I could say, then, that Radical Light was influenced by its role as a companion to two Sibelius symphonies in a festival of that composer's music. It was daunting to play the role of the upstart who dares to stand between two monuments like the Sibelius Seventh and Fourth, but there was nothing for it but to meet the assignment head-on. Sibelius has been a strong influence on me for many years, and I especially admire his Seventh Symphony as an architectural marvel. Having long wanted to attempt something like that myself, in Radical Light I tried to emulate something about the architecture of that peerless masterpiece: a single span embracing many different tempi and musical characters, but nevertheless letting everything flow seamlessly from one moment to the next - no section breaks or disruptions, no sharp turns or border crossings. The idea of music that unfolds in a gradual, seamless evolution is a lesson I have also been learning lately from two other Finns, Magnus Lindberg and Esa-Pekka Salonen, and from my Swedish colleague Anders Hillborg. (I hasten to add that the actual sound of the music has nothing to do with Sibelius or the other composers just mentioned, at least not intentionally.) Radical Light is a fundamentally slow piece, but it is infiltrated more than once by livelier music.

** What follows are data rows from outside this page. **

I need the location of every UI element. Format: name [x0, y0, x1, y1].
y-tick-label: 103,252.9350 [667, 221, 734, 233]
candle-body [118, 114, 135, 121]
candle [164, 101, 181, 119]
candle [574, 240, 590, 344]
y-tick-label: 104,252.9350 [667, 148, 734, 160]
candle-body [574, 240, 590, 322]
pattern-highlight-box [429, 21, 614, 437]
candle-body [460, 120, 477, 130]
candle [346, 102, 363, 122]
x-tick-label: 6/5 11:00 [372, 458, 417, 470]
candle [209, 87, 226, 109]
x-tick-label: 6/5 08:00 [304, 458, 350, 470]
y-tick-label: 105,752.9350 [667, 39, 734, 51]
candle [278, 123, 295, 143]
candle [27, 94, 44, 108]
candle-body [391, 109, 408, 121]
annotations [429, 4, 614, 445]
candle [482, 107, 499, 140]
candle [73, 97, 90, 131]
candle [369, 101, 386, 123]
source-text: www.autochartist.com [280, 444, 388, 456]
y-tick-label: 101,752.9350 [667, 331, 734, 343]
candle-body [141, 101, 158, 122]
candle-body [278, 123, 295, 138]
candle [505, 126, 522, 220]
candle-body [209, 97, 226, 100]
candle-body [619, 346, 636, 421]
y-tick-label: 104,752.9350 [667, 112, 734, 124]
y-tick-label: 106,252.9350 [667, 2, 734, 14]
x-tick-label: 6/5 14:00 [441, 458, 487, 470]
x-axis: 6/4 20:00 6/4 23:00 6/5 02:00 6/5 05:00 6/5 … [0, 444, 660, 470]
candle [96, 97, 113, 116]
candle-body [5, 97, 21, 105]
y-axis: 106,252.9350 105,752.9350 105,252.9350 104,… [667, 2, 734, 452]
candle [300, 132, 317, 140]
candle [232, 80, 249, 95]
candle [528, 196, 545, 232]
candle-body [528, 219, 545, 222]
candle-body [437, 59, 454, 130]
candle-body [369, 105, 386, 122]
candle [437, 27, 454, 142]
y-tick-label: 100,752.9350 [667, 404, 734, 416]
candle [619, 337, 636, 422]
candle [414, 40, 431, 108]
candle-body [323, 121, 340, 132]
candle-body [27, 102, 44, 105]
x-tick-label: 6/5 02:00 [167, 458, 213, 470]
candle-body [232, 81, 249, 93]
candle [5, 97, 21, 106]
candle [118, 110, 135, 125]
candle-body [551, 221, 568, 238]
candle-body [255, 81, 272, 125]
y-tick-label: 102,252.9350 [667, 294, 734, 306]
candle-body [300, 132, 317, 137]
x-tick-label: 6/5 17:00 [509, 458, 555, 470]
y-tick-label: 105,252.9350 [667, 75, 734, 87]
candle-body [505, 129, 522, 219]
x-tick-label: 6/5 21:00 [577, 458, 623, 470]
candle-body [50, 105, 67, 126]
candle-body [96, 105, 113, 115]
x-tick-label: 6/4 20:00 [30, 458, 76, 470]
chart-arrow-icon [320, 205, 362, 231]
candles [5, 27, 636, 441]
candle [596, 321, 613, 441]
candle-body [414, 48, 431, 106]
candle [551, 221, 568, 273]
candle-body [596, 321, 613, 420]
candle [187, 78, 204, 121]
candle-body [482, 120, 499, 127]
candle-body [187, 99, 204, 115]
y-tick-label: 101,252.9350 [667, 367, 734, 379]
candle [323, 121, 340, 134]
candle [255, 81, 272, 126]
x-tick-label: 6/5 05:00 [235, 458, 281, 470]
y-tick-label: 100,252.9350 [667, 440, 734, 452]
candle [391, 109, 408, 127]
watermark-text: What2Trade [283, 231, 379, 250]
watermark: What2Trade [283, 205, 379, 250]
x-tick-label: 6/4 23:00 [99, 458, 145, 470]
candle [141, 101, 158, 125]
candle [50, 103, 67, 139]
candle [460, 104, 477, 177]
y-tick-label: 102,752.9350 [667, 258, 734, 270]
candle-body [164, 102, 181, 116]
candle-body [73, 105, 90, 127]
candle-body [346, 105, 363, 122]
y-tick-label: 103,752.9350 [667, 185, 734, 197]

And the title? That came after the fact, and not easily. From my favorite poet, A.R. Ammons, I found these striking lines:
He held radical light
in his skull: music
turned, as
over ridges immanences of evening light
rise, turned
back over furrows of his brain
into the dark, shuddered,
shot out again
in long swaying furls of sound.
This poetry seemed - even if accidentally - to capture something about the role of the artist in general, about the personality of Sibelius in particular, and even about the very architecture and physicality I had attempted in my own new piece. So I adopted Ammons's title, and at the same time I dedicated the piece to my colleague and friend Elinor Frey, who helped me not only in choosing the title but also through a great deal else in the making of the piece.
What I hope for this music is, I think, what Ammons hopes for poetry: that it "leads us to the unstructured sources of our beings, to the unknown, and returns us to our rational, structured selves refreshed. Having once experienced the mystery, plenitude, contradiction, and composure of a work of art, we afterward have a built-in resistance to the slogans and propaganda of oversimplification that have often contributed to the destruction of human life. . . . Nothing that can be said about it in words is worth saying."
Radical Light was commissioned by the Los Angeles Philharmonic with the generous support of Lenore and Bernard Greenberg.
- Steven Stucky is the Los Angeles Philharmonic's Consulting Composer for New Music.